Добавить в цитаты Настройки чтения

Страница 50 из 90



С тех пор не раз она находила у себя на столе большие и крошечные весенние букеты цветов, хотя никогда не встречала Сыпкина, который избегал ее. Впрочем, жесты эти вовсе ее не трогали, ей неприятны были его цветы, не вызывавшие в ней ничего, кроме злой насмешки. «Опять этот шизоид! — говорила она девочкам. — Если кто-нибудь из вас увидит его случайно, скажите ему, что я запрещаю это делать и вообще... пусть вернет книги». Иногда она даже выбрасывала цветы с той редкой жестокостью, на которую способна, наверное, только женщина, презирающая назойливого и неприятного ей поклонника. Но цветы опять появлялись и увядали в глиняной вазе или в стакане, ни о чем, впрочем, не напоминая Дине Демьяновне: просто она жалела срезанные, но все-таки живые еще цветы.

И впервые вспомнила она о Сыпкине только в это утро, когда ехала домой после ужасной и бессонной ночи, одичавшая, ненавидящая всех и вся, одинокая и затаившаяся среди живых людей в своей безмерной и непостижимой тоске.
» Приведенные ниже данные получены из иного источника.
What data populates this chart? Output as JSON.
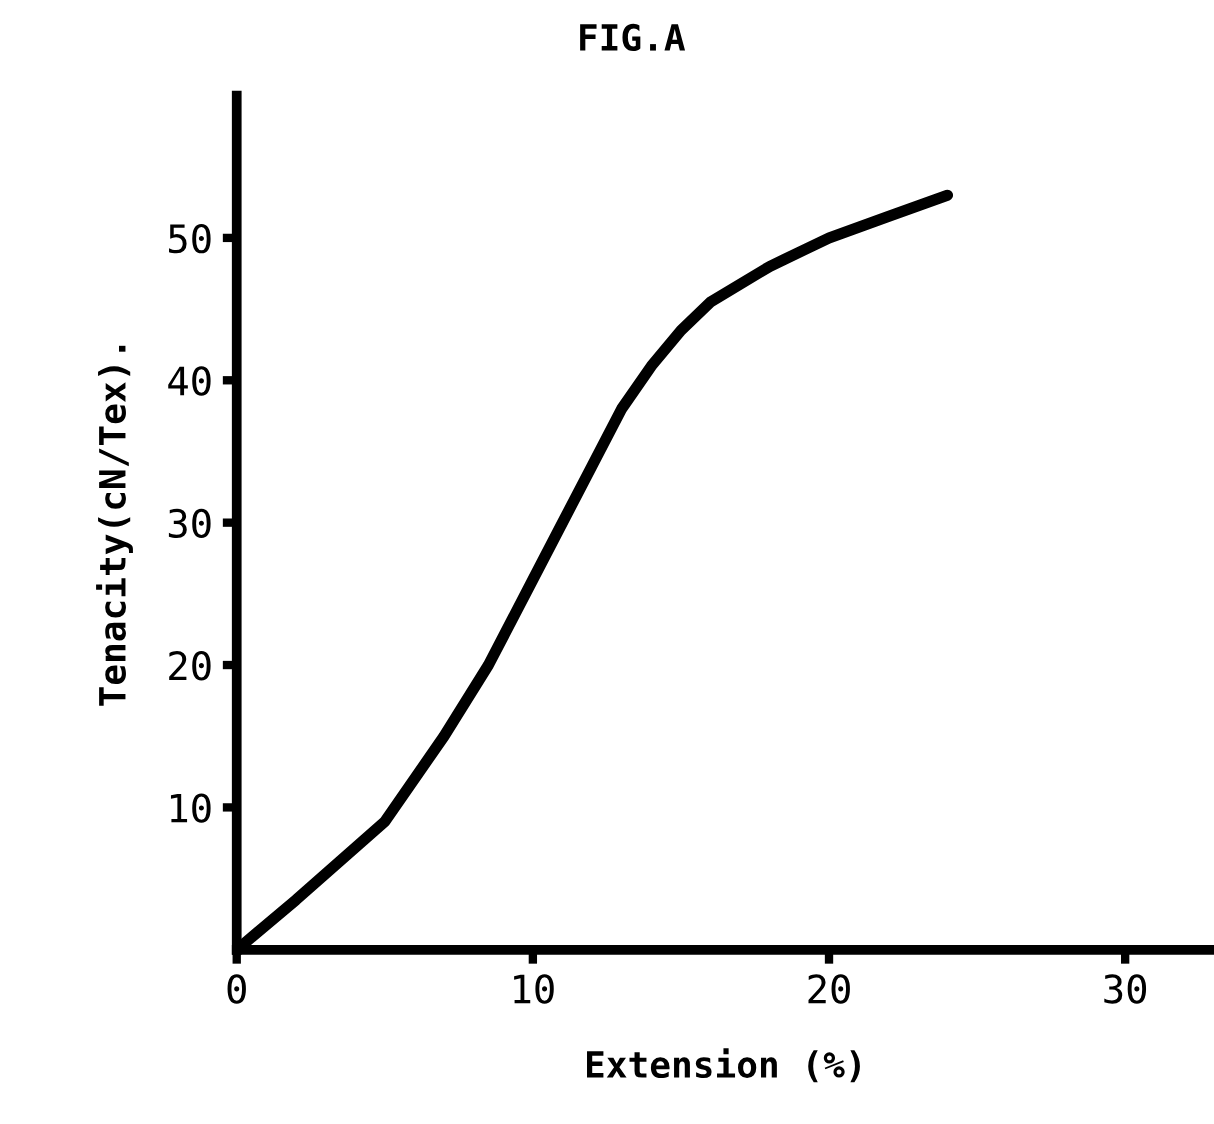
{
  "chart_data": {
    "type": "line",
    "title": "FIG.A",
    "xlabel": "Extension (%)",
    "ylabel": "Tenacity(cN/Tex).",
    "x": [
      0,
      2,
      5,
      7,
      8.5,
      10,
      11,
      12,
      13,
      14,
      15,
      16,
      18,
      20,
      22,
      24
    ],
    "series": [
      {
        "color": "#000000",
        "values": [
          0,
          3.5,
          9,
          15,
          20,
          26,
          30,
          34,
          38,
          41,
          43.5,
          45.5,
          48,
          50,
          51.5,
          53
        ]
      }
    ],
    "xlim": [
      0,
      33
    ],
    "ylim": [
      0,
      60
    ],
    "xticks": [
      0,
      10,
      20,
      30
    ],
    "yticks": [
      10,
      20,
      30,
      40,
      50
    ],
    "grid": false,
    "marker": "none",
    "line_style": "solid"
  }
}
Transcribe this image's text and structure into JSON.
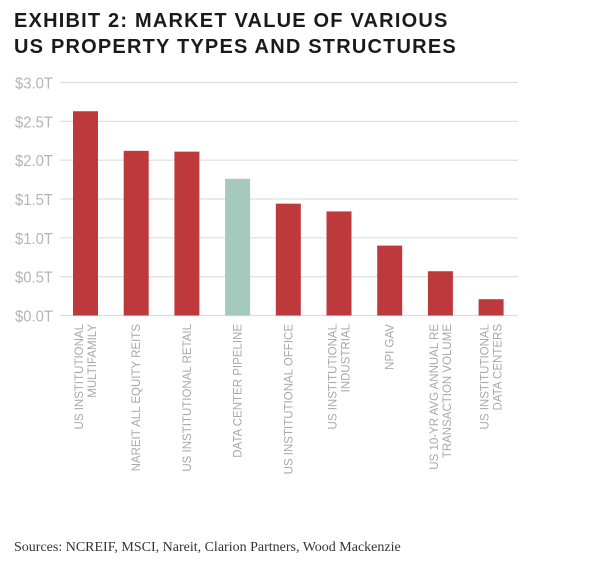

Но, вспомнив, тут же забыла.

Очень может быть, что в жизни Сыпкина это был бы самый прекрасный и самый счастливый, звездный его миг, о котором он, увы, так и не узнал никогда, ежечасно вызывая этот миг признания в своих бредовых и робких мечтах о возлюбленной, по-рыцарски посвятив ей всю свою странную и мало кому понятную жизнь.

21

Утром, в девятом часу, когда приехала дочь, Демьян Николаевич и Татьяна Родионовна мгновенно проснулись, точно были чутко настроены на звуки ее шагов, ее дыхания, ее возбужденного и пугливого состояния, которое они сразу же почувствовали, как летучие мыши, телом своим и душою. Но постарались сделать вид, что ничего особенного не произошло и их нисколько не удивило внезапное решение дочери уехать в холодный дом с чужим человеком.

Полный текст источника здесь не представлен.